A onda de violentas manifestações antiamericanas no mundo árabe e islâmico, em protesto contra um filme considerado ofensivo ao profeta Maomé, ameaça complicar uma frente de campanha que os assessores de Barack Obama consideravam jogo vencido, a menos de dois meses da batalha pela reeleição. Os ataques dos últimos dias a representações diplomáticas norte-americanas, com a morte do embaixador na Líbia, projetou a sombra da liderança tíbia sobre um presidente que, até então, ostentava troféus valiosos de política externa: a execução de Osama bin Laden, a promessa cumprida de retirar as tropas do Iraque, o cronograma para a saída do Afeganistão. Questionado pelos republicanos, sempre hábeis em apresentar-se como o "partido da segurança nacional", Obama se vê desafiado a dosar a reação equilibrando as necessidades de candidato e os deveres de presidente.

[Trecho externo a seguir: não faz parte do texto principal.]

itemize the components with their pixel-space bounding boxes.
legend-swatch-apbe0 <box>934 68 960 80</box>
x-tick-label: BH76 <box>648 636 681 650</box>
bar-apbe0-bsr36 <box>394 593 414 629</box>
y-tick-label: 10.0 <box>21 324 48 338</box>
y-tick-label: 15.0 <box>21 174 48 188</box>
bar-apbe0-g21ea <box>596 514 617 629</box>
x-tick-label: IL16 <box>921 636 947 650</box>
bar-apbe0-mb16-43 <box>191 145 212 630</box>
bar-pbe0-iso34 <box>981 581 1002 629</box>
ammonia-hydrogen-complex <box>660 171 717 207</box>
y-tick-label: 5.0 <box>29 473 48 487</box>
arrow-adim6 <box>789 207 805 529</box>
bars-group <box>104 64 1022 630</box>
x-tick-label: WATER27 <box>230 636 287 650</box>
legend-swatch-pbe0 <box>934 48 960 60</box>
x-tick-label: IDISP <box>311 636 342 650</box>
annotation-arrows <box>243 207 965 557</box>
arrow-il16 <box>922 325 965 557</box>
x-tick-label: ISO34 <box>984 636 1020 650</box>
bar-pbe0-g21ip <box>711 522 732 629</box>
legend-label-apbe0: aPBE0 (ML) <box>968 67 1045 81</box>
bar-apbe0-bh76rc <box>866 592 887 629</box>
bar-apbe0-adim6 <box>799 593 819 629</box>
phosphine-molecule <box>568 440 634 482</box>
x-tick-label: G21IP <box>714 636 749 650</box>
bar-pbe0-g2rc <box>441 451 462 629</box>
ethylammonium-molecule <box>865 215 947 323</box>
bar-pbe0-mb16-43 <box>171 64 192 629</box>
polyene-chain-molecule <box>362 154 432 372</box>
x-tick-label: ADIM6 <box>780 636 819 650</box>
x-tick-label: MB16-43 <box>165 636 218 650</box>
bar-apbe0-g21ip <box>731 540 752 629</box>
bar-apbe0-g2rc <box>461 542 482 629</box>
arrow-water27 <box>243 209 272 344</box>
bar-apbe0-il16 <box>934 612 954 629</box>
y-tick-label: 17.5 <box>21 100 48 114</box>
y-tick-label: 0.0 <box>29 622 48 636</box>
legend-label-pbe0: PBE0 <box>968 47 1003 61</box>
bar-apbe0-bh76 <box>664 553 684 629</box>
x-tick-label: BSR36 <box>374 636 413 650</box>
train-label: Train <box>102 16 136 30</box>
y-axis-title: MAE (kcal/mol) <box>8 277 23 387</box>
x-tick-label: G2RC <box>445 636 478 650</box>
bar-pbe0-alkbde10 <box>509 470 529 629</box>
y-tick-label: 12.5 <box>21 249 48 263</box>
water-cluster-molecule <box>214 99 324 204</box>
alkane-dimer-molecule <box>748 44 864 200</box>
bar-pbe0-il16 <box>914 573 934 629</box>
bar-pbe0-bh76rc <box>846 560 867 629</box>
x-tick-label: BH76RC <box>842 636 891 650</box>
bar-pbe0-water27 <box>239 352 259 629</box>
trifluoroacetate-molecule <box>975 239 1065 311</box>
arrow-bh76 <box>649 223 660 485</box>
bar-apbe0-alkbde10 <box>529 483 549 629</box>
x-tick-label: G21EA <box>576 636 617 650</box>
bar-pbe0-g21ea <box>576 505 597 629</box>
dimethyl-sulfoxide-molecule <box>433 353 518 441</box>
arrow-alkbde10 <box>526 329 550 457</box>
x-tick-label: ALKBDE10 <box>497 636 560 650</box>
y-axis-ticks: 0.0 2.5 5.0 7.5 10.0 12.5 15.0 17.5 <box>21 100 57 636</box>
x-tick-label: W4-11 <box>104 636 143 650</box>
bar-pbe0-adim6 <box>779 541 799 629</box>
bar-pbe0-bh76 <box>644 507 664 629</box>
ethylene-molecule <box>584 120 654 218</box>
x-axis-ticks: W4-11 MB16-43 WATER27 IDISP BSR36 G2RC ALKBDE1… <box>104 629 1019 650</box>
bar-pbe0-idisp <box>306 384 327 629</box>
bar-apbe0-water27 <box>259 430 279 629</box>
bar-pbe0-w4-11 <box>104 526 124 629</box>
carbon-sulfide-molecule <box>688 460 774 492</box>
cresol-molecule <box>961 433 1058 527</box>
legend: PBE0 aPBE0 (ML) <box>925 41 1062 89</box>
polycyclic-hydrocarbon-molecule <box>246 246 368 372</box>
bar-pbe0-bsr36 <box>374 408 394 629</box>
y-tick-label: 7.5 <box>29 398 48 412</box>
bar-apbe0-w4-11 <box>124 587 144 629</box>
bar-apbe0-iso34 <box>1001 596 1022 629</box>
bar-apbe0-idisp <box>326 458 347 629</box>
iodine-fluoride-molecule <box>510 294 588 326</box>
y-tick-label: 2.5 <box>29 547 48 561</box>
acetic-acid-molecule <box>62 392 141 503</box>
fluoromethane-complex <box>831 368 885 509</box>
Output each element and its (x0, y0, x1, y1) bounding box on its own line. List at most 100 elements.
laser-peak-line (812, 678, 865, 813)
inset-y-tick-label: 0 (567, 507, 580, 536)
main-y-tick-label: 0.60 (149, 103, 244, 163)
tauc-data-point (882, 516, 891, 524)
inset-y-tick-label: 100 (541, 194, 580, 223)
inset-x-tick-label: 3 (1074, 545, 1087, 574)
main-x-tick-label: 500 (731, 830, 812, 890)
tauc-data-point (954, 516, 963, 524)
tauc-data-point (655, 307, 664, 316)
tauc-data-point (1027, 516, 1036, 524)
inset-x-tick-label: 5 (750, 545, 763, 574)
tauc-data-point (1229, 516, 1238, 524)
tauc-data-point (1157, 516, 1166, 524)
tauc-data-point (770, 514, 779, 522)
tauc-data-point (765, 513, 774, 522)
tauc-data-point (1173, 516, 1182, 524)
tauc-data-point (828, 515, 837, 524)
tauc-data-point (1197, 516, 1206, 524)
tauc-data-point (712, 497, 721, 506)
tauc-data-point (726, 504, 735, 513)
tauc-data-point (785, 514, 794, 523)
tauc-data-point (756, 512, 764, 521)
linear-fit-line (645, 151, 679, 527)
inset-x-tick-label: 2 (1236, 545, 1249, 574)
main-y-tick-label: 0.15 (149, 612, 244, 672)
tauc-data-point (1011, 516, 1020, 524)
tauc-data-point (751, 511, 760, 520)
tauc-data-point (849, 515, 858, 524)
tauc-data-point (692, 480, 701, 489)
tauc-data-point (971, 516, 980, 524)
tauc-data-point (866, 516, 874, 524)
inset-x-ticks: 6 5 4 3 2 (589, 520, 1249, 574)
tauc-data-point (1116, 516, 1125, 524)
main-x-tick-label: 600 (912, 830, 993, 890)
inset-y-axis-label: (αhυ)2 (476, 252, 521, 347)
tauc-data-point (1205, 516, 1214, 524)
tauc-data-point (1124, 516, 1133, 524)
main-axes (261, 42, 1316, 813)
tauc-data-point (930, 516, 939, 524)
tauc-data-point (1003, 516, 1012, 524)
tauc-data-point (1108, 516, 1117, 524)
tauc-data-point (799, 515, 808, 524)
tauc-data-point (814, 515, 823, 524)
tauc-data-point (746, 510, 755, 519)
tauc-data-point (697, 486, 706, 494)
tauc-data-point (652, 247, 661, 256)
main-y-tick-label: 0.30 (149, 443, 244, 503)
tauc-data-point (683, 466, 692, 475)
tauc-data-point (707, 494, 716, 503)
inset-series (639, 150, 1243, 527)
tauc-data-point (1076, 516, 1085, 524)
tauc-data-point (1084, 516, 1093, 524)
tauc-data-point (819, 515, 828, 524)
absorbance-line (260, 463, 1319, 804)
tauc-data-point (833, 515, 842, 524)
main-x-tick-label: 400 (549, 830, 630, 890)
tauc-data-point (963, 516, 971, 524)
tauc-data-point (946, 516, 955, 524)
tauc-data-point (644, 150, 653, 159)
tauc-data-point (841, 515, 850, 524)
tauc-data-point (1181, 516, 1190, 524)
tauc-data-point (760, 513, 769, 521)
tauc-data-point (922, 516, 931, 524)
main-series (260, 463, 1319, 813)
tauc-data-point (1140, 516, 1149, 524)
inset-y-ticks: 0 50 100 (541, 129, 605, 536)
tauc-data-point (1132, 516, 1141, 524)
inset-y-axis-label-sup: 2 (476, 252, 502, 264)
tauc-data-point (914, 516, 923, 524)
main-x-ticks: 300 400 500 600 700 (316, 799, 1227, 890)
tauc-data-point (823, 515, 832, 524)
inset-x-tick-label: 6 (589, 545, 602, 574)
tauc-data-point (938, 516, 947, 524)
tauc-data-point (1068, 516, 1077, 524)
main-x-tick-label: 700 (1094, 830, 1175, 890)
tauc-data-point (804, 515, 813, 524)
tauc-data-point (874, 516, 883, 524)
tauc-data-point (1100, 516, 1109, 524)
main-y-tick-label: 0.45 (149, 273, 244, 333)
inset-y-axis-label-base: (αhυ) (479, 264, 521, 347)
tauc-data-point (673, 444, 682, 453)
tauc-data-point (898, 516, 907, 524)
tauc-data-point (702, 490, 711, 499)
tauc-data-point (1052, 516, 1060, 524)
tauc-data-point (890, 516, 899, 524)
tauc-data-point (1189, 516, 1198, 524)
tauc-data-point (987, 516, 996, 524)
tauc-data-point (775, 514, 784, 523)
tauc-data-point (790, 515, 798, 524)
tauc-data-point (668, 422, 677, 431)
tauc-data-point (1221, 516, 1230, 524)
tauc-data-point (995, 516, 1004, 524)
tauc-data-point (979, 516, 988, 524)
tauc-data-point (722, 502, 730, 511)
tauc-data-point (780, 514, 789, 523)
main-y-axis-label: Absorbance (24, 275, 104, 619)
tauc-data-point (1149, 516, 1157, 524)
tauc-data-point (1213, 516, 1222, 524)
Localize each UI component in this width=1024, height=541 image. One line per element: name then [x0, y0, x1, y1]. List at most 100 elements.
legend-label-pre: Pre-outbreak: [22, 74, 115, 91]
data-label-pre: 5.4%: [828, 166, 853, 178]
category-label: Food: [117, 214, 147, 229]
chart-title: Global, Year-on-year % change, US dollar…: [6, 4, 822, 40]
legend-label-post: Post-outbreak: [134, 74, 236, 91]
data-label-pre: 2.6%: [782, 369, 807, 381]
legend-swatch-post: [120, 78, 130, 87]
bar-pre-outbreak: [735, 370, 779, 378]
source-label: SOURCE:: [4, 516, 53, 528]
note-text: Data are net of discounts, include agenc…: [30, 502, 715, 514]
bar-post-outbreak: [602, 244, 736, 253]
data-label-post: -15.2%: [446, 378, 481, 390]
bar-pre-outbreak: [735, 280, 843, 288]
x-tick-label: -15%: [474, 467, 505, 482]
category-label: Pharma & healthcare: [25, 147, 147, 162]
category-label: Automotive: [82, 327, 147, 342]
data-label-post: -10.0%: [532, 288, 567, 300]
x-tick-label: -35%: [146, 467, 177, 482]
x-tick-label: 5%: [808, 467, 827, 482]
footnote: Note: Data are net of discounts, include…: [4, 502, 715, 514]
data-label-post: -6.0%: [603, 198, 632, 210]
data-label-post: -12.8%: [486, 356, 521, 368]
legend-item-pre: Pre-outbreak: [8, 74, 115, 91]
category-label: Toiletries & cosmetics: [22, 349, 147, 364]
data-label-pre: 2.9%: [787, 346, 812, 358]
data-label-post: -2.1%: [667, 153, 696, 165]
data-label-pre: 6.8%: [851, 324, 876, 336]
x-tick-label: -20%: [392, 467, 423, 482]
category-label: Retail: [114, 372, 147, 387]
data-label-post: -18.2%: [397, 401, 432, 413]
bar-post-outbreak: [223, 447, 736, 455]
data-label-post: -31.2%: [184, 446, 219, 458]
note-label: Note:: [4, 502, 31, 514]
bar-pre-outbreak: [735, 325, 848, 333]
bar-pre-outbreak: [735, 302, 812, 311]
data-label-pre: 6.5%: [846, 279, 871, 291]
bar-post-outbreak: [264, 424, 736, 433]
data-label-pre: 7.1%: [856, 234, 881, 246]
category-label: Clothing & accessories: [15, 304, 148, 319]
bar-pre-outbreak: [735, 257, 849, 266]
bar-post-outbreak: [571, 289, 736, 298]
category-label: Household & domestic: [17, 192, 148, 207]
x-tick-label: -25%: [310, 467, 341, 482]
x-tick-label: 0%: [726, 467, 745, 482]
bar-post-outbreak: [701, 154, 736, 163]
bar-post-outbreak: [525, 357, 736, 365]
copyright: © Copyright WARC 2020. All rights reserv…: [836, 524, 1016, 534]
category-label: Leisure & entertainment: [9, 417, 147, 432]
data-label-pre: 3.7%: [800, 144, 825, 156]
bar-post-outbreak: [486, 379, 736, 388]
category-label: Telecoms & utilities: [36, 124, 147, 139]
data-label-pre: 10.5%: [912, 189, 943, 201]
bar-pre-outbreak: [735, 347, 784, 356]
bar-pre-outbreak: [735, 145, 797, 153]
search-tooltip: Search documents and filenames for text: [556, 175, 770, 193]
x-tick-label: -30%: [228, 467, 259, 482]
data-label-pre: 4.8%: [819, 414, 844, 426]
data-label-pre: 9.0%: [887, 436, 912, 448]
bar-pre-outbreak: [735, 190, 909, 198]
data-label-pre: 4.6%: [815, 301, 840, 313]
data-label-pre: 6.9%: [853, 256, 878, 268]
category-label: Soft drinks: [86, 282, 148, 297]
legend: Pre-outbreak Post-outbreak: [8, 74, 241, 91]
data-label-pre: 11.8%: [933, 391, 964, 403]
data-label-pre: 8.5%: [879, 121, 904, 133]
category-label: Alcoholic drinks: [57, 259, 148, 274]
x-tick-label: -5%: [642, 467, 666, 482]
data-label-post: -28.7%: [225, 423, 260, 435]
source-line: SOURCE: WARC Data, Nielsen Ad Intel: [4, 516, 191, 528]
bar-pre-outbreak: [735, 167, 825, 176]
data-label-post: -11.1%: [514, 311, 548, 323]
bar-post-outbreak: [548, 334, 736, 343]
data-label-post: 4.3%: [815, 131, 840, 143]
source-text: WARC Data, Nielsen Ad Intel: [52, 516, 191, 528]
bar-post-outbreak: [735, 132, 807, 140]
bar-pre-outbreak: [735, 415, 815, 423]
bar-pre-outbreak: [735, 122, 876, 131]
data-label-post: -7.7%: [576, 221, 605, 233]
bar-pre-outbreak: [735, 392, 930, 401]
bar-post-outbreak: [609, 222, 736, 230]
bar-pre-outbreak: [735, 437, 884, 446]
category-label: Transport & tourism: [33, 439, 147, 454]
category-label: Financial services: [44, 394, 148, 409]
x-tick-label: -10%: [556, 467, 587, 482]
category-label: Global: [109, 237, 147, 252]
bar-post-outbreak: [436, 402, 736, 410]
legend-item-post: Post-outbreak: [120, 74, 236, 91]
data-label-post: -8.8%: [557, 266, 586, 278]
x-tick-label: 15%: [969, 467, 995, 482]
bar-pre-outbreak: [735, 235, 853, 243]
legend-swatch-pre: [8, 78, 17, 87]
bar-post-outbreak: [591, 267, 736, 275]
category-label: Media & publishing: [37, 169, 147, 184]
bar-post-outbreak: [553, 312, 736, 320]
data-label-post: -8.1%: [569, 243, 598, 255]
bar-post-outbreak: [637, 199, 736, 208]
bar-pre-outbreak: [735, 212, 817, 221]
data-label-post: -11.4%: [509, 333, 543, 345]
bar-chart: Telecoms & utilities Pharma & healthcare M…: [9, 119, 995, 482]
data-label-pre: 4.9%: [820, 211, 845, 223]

Em uma disputa que se anuncia apertada até o dia da votação, em 6 de novembro, como atestam as pesquisas até aqui, uma crise internacional e o risco de uma espiral de violência que exija o recurso à força transformam o Oriente Médio em tema capaz de sensibilizar os indecisos – uma faixa preciosa do eleitorado. De olho justamente nesse público, o desafiante republicano, Mitt Romney, moderou sua retórica. Em suas primeiras declarações sobre os incidentes, o candidato tentou mostrar o presidente como "simpático" aos autores dos ataques e acusou-o de "desculpar-se pelos valores americanos". O tom funcionou com a base republicana mais conservadora, mas pôs em risco a conquista dos moderados, que em 2008 votaram em grande número por Obama.
O dilema de Romney se explica por sua desvantagem flagrante nas pesquisas quando o assunto é política externa. No mês passado, uma sondagem Wall Street Journal/NBC News mostrou que 54% dos entrevistados aprovam a maneira como o presidente conduz a diplomacia. Quando se pergunta em quem confiam mais como comandante-em-chefe, 45% apontam Obama, contra 38% para Romney.
Em 2008, quando conquistou a Casa Branca, o atual presidente tinha no currículo apenas quatro anos no Congresso, como senador por Illinois. Para enfrentar o veterano de guerra John McCain, o Partido Democrata escalou como vice o experiente Joe Biden, então presidente da Comissão de Relações Exteriores do Senado. Hoje, Biden é considerado um dos principais conselheiros do presidente. E, ao fim de quatro anos de mandato, o presidente responde às crises e perigos que se insinuam no horizonte forçando a comparação com o adversário – como fez no discurso de encerramento da Convenção Democrata, apresentando-se como um político "testado e aprovado" nas questões de defesa.
Por todo o contexto, o coordenador do Grupo de Análise da Conjuntura Internacional da Universidade de São Paulo (Gacint/USP), Ricardo Sennes, especula que a divulgação do filme ofensivo ao islã tenha sido planejada para o atual momento da corrida eleitoral. Na avaliação do especialista, a iniciativa partiu de um segmento conhecido no espectro político americano, uma direita religiosa sectária que já protagonizou outros episódios polêmicos. "Mas a repercussão dessa crise superou o embate interno", afirma. "Quando radicais dos dois lados querem brigar, não há moderado que segure."
DEBATES A perspectiva de uma onda de radicalismo contra os EUA no Oriente Médio, capaz de ofuscar a crise econômica, evoca para os democratas o fantasma de 1980, quando a inflação em alta e a crise dos reféns na embaixada americana em Teerã custaram a Jimmy Carter a reeleição – embora o adversário fosse Ronald Reagan, até hoje considerado um dos presidentes mais hábeis na comunicação com os americanos, na história recente. Neste ano, porém, a equipe de Obama aposta que a política externa pode pesar a favor do presidente nos debates televisionados do próximo mês.
Em 11 de outubro, no Kentucky, os vices discutirão a situação internacional, e Biden, por sua experiência, tende a sair-se melhor que o concorrente republicano, Paul Ryan. Melissa Miller, cientista política da Universidade Estadual Bowling Green (Ohio), pondera que Ryan é "queridinho" da base conservadora especialmente pelas duras críticas que faz aos gastos do governo, mas não desfila maior experiência internacional. "Se o foco se voltar para a política externa, ficará claro que Paul Ryan não apresenta as condições ideais", disse. Os candidatos a presidente abordarão o tema no último debate antes das eleições, em 22 de outubro, na Flórida.